Computers, in all their shapes and sizes, without any moving parts other than the data-storing disk that spins and a fan that keeps things cool, are the endearing and pervasive machines in question. These machines are learning and they are doing so at an unprecedented pace, changing the way things work, the way we do our research, and the way we live. The underlying driver for this gargantuan change is data, Big Data. Learning by the machines is apparently not shallow and perhaps that is why it is called Deep Learning.
As we browse the papers in this issue, we also see that machine-learning concepts are not as simplistic as the words that describe the key terms. Gone are the days when classical languages, Greek and Latin in particular, formed the basis to coin new scientific and technological terms. Simple conversational English is good enough today. For instance, NER (Named Entity Recognition) and BIO (Begin-Inside-Outside), two acronyms used in a paper of this issue, would have surely been intimidating if they were to be single words with Greek or Latin inflexions. Nowadays, fortunately or unfortunately, there is no need to coin new compound words to convey profound implications. Therefore, we have machine learning, big data, data science, deep learning, supervised learning, deep belief network, and so on.
In one of the papers in this issue, Tarun Kumar and his co-authors make the case for using simple language. They remark, “We hope the colloquial tone of this article would make it a pleasant read for understanding the theoretical as well as experimental aspects of the work.” Everyday, language makes high-profile research accessible to all. However, does a string of simple words rigorously connote the precise meaning as a carefully crafted single word could do? Therefore, what is it for “machine learning” or “data science”? I wonder.
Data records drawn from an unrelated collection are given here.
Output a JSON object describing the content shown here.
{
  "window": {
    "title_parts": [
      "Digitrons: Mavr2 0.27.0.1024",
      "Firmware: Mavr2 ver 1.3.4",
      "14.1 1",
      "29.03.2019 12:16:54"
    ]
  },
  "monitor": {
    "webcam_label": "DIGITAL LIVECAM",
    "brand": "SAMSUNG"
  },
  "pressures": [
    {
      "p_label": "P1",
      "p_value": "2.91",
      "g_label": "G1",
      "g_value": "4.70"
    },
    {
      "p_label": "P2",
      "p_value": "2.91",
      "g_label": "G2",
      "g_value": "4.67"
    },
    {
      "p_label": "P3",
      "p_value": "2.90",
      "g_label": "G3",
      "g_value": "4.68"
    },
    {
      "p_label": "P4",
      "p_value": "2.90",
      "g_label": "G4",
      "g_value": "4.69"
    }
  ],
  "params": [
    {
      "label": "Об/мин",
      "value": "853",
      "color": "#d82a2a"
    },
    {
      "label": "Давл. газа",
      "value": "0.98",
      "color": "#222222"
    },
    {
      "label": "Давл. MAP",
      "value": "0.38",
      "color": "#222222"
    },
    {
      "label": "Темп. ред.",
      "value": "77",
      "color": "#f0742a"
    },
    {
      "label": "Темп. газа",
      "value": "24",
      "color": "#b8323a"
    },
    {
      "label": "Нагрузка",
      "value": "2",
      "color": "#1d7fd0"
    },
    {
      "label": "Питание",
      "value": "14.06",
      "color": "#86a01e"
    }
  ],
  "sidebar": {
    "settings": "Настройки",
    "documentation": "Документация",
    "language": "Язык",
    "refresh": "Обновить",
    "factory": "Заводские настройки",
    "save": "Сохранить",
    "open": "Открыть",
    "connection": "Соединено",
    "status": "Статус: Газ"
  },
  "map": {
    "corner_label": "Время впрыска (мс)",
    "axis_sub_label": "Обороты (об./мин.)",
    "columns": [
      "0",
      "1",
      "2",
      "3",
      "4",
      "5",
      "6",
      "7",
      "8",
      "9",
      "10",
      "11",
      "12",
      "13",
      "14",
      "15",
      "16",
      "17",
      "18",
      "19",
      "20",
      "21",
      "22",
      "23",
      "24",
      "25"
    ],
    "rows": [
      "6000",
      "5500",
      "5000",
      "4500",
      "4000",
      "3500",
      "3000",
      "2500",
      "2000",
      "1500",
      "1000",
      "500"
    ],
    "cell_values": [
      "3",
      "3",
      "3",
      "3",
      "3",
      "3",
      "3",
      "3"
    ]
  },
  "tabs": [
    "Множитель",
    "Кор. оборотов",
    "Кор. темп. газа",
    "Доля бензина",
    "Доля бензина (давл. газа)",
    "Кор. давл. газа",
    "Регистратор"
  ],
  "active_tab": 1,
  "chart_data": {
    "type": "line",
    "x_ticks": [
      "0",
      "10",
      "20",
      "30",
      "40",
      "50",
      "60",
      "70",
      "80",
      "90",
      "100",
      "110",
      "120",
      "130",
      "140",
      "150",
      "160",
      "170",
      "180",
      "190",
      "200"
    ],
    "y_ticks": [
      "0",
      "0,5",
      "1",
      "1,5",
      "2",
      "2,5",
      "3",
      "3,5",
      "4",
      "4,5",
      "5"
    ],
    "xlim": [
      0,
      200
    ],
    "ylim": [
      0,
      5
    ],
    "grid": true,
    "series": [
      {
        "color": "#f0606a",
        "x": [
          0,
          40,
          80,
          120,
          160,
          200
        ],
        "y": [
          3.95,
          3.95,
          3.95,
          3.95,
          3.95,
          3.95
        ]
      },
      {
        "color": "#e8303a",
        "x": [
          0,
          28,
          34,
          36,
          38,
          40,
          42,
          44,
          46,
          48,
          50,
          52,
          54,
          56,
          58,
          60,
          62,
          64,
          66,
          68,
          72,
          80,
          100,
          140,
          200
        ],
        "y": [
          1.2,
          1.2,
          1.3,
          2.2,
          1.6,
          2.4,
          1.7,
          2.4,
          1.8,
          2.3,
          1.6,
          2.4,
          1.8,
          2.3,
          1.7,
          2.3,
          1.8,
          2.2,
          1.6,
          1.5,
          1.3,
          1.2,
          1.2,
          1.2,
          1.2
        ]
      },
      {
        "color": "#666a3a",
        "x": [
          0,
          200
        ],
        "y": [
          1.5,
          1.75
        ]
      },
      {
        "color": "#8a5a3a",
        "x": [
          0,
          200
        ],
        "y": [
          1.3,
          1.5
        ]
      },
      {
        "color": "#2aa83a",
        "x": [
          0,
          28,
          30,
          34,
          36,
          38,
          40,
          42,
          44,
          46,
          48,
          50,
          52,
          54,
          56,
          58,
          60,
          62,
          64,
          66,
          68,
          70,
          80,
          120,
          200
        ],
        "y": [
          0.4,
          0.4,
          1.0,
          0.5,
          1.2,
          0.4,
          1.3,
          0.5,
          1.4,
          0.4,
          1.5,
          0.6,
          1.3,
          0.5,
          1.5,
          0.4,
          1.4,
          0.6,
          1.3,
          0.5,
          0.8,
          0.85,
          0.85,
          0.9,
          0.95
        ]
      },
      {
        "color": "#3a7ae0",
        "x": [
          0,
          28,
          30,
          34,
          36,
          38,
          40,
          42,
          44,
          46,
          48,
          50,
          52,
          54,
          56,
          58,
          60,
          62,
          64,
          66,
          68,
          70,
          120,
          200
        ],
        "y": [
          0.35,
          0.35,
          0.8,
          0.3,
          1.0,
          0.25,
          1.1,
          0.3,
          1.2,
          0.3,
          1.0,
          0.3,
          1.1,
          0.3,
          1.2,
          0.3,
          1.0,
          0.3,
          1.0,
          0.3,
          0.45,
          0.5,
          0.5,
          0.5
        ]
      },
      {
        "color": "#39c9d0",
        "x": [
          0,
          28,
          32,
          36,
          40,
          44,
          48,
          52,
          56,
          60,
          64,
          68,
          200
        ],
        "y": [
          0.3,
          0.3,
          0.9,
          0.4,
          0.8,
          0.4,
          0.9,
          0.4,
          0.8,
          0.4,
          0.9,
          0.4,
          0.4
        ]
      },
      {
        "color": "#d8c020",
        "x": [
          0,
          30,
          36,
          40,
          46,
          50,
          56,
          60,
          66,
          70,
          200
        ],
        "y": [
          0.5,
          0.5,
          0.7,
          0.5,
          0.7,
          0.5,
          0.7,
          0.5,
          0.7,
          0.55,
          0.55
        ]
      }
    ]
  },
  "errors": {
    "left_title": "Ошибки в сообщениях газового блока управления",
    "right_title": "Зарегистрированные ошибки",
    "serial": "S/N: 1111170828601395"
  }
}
For the uninitiated who want to learn about a new field, vocabulary and acronyms are the first impediments. Keeping this in mind, this journal’s format has wide margins to define key terms and the jargon of the field. This multidisciplinary reviews journal is meant not only for insiders, but also for outsiders. Therefore, when I enquired about the lack of margin notes, the Guest Editor of this issue, Prof. Chiranjib Bhattacharyya, said that there was no need for them, as most of the words used in the paper are easily understood. He is mostly right. But then, I found terms like these: Stochastic gradient descent, convex Lipschitz functions, principal component analysis, conditional random fields, restricted Boltzman’s machines, and so on. You can always google them, one would say. When anything you want to know is on the internet, all information is literally at our finger tips.
I thank Prof. Bhattacharyya for his efforts in making this issue possible and all authors for the time and effort they put into write lucid state-of-the-art reviews, so that we can learn about machine learning.